The U.S. Food and Drug Administration (FDA) is releasing the Employee Health and Personal Hygiene Interactive Resource Disc for use by foodservice establishments and retail food stores in preventing transmission of foodborne pathogens that are often transmitted by sick food employees. The disc includes an interactive tool to assist the persons in charge of these establishments to make the correct decisions to prevent sick employees from working with food. In addition, it contains several FDA resource documents such as the 2009 FDA food code, an employee health and personal hygiene handbook, a recording of a satellite broadcast on “Using Employee Health and Personal Hygiene Measures,” and education and training materials in multiple languages on employee health and personal hygiene.
The Centers for Disease Control and Prevention annually publishes a list of infectious and communicable diseases that are transmitted through food, and the FDA food code lists five of the pathogens that have high infectivity and are easily transmitted to food by sick employees. These pathogens, referred to as the “Big 5,” are: Norovirus, Hepatitis A virus, Salmonella Typhi, Shigella spp., and Escherichia coli (E. coli) O157:H7 or other Enterohemorrhagic or Shiga toxin-producing E. coli.

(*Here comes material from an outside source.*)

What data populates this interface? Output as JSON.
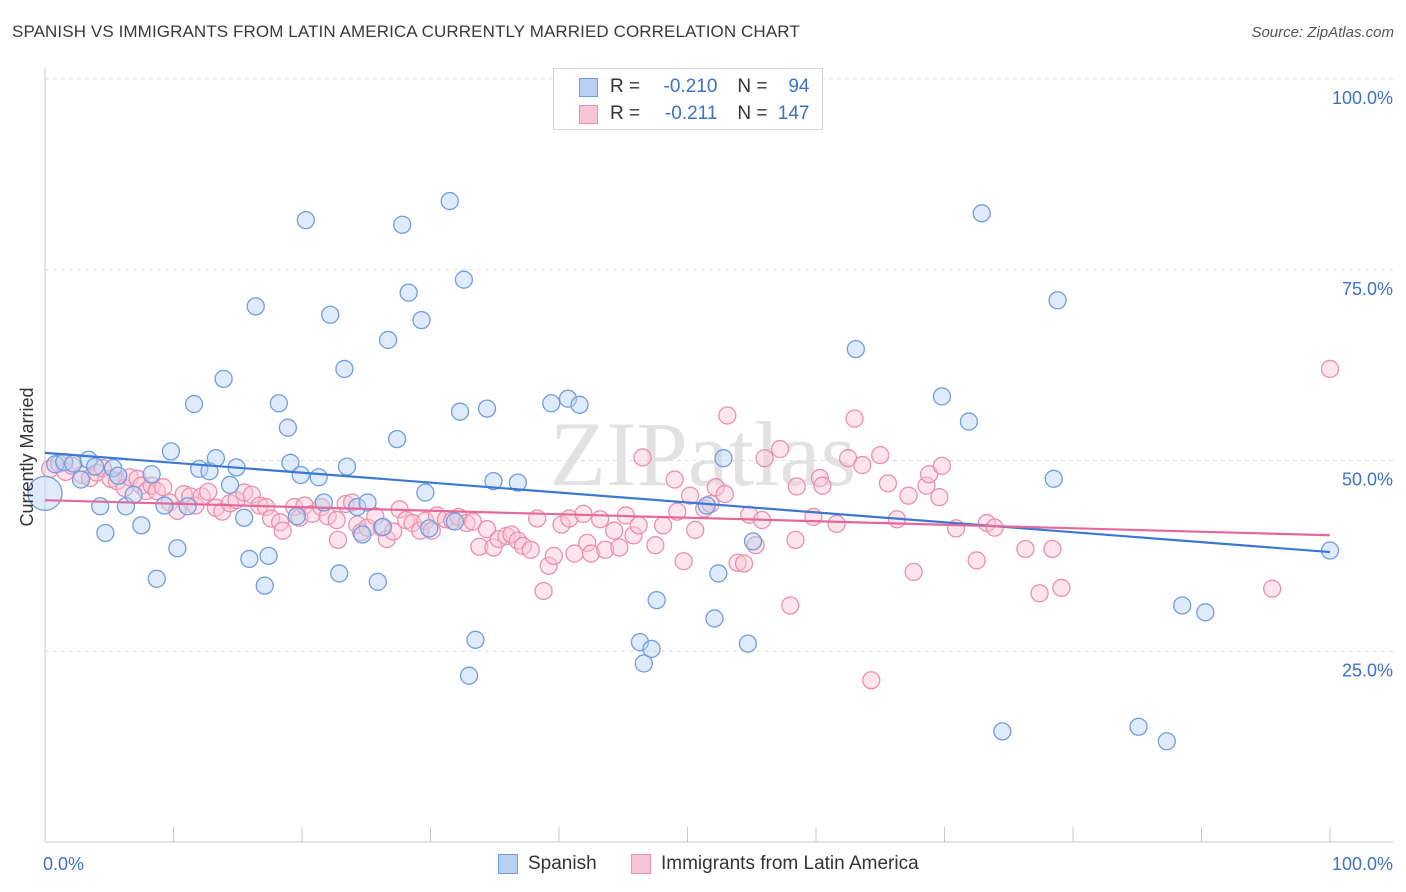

In order to prevent transmission of the "Big 5" to food or to other persons, it is important that all employees working with food are fully aware of their responsibility to report symptoms, diagnosis, past illness, and history of exposure associated with these pathogens. The interactive tool follows a question and answer format and focuses on symptoms associated with the “Big 5” pathogens, including vomiting, diarrhea, jaundice, and sore throat with fever. When the person in charge is informed of employee symptoms or learns of a diagnosis, he or she can use the interactive tool to determine whether to notify the regulatory authority, whether to have the employee sent home or to remain at work, and when to allow the employee to return to work or recommend him to a health practitioner. The disc is not to be used as a substitute for state and local regulatory requirements.
The disc is a tool that quickly provides the information needed to prevent a sick food employee from transmitting a foodborne disease. It is not meant to be used as a tool to diagnose foodborne disease or as a substitute for consultation with a regulatory authority.